Света объявила, что «много размышляла о нашем прошлом разговоре». Признала, что поддалась эмоциям, когда ушла от меня «тогда» столь поспешно. Просила простить её «недостойное» поведение. Заявила, что каждый человек имеет право любить того, кого хочет. И что «нельзя уподобляться таким, как Боброва» — «наказывать людей лишь за то, что их желания не совпадают с твоими». Проговаривала она это, вытянувшись по струнке рядом с моей кроватью — будто зачитывала стихотворение, стоя около новогодней ёлки. Мои соседи по палате перестали храпеть, рассматривали комсомолку с любопытством и интересом.

Говорила Пимочкина громко, много и торопливо. Как о наболевшем. Я быстро потерял нить её рассуждений. Но время от времени кивал — соглашался с её словами. Потому что не соглашаться не мог: уж очень зажигательной получилась у комсорга речь. Заметил, что соглашался с ней не только я — время от времени подобно мне клевали носами и мои соседи. Света нисколько не смущалась их присутствия. Не уверен, что она вообще их замечала.
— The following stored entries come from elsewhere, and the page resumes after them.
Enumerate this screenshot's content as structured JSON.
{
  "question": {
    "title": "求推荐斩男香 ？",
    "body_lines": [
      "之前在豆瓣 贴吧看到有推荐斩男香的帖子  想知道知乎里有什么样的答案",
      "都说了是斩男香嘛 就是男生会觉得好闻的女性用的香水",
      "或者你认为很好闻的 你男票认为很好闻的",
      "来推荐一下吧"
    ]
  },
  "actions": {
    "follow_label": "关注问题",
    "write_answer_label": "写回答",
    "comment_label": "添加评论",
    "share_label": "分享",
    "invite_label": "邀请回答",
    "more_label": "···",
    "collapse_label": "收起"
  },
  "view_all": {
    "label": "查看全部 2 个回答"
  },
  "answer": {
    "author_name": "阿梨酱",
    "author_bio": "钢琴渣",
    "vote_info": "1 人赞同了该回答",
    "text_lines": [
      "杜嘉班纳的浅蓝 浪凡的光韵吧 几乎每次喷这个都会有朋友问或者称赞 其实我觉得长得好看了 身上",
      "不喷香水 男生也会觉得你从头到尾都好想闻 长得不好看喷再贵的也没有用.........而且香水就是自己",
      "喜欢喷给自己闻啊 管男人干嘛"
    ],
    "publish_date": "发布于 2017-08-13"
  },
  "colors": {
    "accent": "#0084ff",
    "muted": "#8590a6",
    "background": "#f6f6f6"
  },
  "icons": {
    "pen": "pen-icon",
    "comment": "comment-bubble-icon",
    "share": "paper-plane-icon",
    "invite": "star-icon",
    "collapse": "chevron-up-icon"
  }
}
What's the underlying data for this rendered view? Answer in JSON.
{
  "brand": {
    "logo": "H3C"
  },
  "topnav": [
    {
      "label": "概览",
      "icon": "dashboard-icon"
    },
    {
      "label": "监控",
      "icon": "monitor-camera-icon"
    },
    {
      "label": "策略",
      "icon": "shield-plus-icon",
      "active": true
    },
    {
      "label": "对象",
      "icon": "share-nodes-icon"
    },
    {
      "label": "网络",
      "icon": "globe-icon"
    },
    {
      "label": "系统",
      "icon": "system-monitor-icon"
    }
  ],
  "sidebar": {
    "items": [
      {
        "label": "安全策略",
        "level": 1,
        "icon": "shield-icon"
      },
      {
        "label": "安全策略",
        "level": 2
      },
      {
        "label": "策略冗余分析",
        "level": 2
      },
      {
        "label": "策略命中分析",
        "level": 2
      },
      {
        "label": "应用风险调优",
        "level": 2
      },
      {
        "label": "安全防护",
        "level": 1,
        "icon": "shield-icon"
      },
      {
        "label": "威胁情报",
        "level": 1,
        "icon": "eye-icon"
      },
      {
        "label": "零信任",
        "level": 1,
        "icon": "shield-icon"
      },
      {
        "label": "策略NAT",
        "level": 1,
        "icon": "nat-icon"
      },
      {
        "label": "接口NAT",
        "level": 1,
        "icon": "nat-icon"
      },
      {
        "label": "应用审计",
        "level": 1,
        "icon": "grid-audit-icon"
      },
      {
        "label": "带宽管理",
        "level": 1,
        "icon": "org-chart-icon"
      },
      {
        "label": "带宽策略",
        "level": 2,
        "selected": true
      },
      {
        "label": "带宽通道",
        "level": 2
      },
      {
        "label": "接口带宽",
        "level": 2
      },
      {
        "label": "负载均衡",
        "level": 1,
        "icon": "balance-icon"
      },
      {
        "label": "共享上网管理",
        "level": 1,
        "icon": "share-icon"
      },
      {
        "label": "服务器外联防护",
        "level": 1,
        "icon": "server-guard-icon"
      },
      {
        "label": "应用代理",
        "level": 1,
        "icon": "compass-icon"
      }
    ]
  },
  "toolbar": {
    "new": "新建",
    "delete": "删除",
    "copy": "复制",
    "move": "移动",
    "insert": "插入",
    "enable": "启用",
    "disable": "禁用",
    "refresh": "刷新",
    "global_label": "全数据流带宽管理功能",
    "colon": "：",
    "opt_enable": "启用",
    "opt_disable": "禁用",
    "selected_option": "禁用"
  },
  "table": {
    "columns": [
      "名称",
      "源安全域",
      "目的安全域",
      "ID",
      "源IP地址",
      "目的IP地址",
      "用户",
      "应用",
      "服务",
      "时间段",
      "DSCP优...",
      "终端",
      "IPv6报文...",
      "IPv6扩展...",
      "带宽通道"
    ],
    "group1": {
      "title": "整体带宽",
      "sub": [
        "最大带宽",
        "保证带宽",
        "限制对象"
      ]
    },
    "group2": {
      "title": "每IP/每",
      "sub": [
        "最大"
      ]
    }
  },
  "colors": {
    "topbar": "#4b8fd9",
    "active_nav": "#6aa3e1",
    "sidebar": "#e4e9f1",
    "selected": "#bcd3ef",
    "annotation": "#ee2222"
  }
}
Пимочкина торопливо выплёскивала на меня поток информации, будто та жгла её изнутри. И девушка стремилась поскорее от неё избавиться.

— … Но ведь мы же с тобой можем быть просто друзьями? — выдала она в заключении вопрос.

Оба соседа по палате перевели взгляды на меня, нахмурились. Мне почудилось, что у них сейчас чесались руки от желания отвесить мне в воспитательных целях подзатыльник. Света застыла. Затаила дыхание, дожидаясь моего ответа. Будто боялась, что я отругаю её и прогоню прочь. Вновь удивился вывертам женской психологии. Едва сдержал улыбку: уж очень нелепой показалась мне ситуация. Пимочкина сама для себя раздула проблему. И теперь силилась найти для неё решение. Засмотрелся на её раскрасневшиеся щёки и по-детски пухлые губы, не слишком умело обведённые помадой.

— Мы с тобой друзьями и были, — сказал я. — Что нам мешает таковыми остаться?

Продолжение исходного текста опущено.